Are you going to pay more for your gas because Americans are on vacation?

Do you know the butterfly effect? The beating of the wings of this insect in Brazil could, through multiple consequences, cause a typhoon in Kyoto. Less poetically, the departure of Americans on vacation during the good weather could boost prices at the pump, even here. This is the theory defended by Olivier Gantois, president of the French Union of Petroleum Industries (Ufip), in The Parisian. He explains in particular the current rise in prices in France by anticipation on the “driving season” markets. Count on 1.9 euros per liter of SP95, compared to 1.77 in January. And 1.79 for unleaded, compared to 1.73 euros.

Sylvain Bersinger, economist at the Astérès firm, explains: “During the summer, Americans travel a lot within their own country, by car. » You obviously have the image of the gleaming 4×4 made in the USA… and indeed, the American “great migration” is mainly in vehicles with high consumption per kilometer.

“It’s anecdotal”

But rest assured, imagining that this will increase the liter by 1 euro extra at your gas station on the other side of the Atlantic is more of a media fantasy. “This happens every year without causing a major effect on prices.

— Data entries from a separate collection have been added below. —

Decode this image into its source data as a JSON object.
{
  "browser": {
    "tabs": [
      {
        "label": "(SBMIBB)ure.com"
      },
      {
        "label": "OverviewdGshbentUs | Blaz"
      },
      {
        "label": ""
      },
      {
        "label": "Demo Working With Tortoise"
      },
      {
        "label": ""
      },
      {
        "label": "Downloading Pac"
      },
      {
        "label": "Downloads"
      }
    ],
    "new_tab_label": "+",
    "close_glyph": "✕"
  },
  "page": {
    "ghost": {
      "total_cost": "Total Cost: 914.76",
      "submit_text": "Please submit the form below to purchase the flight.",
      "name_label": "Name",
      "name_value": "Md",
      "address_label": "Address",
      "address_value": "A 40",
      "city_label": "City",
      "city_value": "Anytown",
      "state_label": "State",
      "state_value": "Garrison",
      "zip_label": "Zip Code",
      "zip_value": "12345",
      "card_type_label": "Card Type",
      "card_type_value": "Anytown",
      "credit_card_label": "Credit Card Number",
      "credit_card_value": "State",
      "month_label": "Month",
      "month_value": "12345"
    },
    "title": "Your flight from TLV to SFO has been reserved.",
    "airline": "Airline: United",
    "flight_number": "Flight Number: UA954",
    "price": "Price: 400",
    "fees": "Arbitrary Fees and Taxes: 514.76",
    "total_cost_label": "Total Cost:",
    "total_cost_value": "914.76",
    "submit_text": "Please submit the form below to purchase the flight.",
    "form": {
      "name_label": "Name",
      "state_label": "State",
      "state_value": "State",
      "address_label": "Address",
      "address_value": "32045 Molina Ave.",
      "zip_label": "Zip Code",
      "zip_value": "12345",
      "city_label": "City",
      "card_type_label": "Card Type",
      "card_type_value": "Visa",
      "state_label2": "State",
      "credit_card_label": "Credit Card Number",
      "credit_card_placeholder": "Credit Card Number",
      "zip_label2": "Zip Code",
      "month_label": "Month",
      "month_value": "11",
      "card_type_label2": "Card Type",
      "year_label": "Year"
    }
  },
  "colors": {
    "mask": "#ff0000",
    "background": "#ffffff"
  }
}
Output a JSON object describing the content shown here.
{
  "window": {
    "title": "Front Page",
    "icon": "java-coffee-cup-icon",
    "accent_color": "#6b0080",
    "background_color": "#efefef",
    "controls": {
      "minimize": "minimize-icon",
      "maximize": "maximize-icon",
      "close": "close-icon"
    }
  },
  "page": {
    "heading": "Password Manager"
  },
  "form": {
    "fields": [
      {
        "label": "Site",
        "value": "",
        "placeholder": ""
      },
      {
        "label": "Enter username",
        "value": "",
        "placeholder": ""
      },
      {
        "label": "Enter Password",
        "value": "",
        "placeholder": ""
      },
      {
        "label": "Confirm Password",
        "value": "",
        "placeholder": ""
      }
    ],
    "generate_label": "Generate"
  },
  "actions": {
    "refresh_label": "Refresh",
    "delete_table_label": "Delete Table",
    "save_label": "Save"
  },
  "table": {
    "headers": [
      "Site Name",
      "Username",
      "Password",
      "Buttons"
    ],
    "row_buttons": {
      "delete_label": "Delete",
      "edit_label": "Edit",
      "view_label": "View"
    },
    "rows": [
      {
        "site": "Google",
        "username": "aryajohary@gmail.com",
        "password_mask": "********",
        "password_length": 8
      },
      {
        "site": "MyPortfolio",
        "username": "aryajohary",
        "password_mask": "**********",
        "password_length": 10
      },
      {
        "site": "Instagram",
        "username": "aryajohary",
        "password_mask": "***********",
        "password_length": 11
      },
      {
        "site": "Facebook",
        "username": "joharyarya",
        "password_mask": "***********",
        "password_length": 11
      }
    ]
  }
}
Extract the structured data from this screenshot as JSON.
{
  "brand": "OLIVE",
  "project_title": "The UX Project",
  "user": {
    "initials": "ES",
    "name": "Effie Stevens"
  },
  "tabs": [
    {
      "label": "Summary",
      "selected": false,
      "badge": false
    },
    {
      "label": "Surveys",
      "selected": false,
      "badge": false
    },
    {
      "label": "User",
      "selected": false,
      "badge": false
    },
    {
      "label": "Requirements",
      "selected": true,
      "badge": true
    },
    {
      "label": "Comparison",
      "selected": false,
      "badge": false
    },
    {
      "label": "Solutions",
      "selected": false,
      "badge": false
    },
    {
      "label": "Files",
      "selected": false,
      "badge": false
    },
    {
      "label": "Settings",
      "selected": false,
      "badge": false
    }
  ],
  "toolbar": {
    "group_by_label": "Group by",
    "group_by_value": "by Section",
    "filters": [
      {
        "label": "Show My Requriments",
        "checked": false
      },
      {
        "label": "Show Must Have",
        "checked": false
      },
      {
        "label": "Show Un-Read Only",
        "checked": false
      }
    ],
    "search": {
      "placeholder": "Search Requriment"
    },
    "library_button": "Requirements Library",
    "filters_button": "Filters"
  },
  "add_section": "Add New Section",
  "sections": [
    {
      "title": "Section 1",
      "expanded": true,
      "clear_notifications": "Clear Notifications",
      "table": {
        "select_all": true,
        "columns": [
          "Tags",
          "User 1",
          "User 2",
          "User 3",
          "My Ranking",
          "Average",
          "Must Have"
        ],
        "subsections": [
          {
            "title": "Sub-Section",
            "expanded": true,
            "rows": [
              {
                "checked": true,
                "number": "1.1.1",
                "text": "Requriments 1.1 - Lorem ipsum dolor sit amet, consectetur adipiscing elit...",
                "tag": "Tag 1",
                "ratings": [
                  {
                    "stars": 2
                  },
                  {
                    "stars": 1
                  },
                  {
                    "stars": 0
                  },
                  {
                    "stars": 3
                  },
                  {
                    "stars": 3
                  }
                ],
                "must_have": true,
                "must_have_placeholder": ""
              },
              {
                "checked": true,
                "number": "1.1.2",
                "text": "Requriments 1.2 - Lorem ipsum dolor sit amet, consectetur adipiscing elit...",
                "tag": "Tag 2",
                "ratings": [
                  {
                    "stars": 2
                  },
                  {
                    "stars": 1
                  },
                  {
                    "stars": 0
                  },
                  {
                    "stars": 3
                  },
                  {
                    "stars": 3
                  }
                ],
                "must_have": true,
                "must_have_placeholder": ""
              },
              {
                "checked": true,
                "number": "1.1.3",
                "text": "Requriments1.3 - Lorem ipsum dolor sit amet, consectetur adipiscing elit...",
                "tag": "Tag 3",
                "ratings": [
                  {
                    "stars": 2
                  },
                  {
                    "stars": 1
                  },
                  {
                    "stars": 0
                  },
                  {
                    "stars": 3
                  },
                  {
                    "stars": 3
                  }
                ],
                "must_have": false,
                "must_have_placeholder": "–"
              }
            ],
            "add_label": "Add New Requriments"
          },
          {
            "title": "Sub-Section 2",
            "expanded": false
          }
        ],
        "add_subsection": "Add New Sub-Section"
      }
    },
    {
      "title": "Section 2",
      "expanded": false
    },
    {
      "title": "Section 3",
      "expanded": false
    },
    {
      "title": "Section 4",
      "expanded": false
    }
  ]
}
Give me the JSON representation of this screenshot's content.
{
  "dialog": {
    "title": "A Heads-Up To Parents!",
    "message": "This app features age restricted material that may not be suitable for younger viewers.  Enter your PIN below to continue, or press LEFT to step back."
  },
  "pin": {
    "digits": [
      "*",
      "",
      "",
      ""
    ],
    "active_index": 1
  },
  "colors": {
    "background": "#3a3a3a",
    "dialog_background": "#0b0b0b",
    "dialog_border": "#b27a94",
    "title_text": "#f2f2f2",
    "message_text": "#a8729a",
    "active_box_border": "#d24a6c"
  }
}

In the summer, we don’t necessarily see a peak in the price of oil, proof that it doesn’t have such a significant influence. American movements could perhaps lead to an increase of 50 cents per barrel, but this is anecdotal,” continues the economist. Before concluding: “I do not take it into account in my forecasts”.

And if there is one year where the phenomenon risks being particularly anecdotal, it is 2024. Bernard Keppenne, chief economist at CBC Banque, points to at least three much more important phenomena, which risk completely masking the “driving season”.

Much bigger problems elsewhere

First element, OPEC + decided to reduce its production by 2.2 million barrels per day since November 2023, a quota that it extended at least until June. Second, “the American economy is much more robust than expected,” continues the chief economist. However, the United States which is doing well is the Americans who consume more, and in particular more oil. “If economic forecasts estimated that this year oil supply would exceed demand, these two effects combined should result in demand exceeding supply.” And when demand is higher, prices increase.

Finally, the last point that you have probably guessed, the tensions in the Middle East, which are raising fears of price destabilization. Sylvain Bersinger adds the maritime traffic crisis in the Red Sea, the war in Ukraine and the negative global economic situation. In short, enough factors not to curse the American who is going to make the New York-Kansas round trip when it comes time to pay for your next fill-up.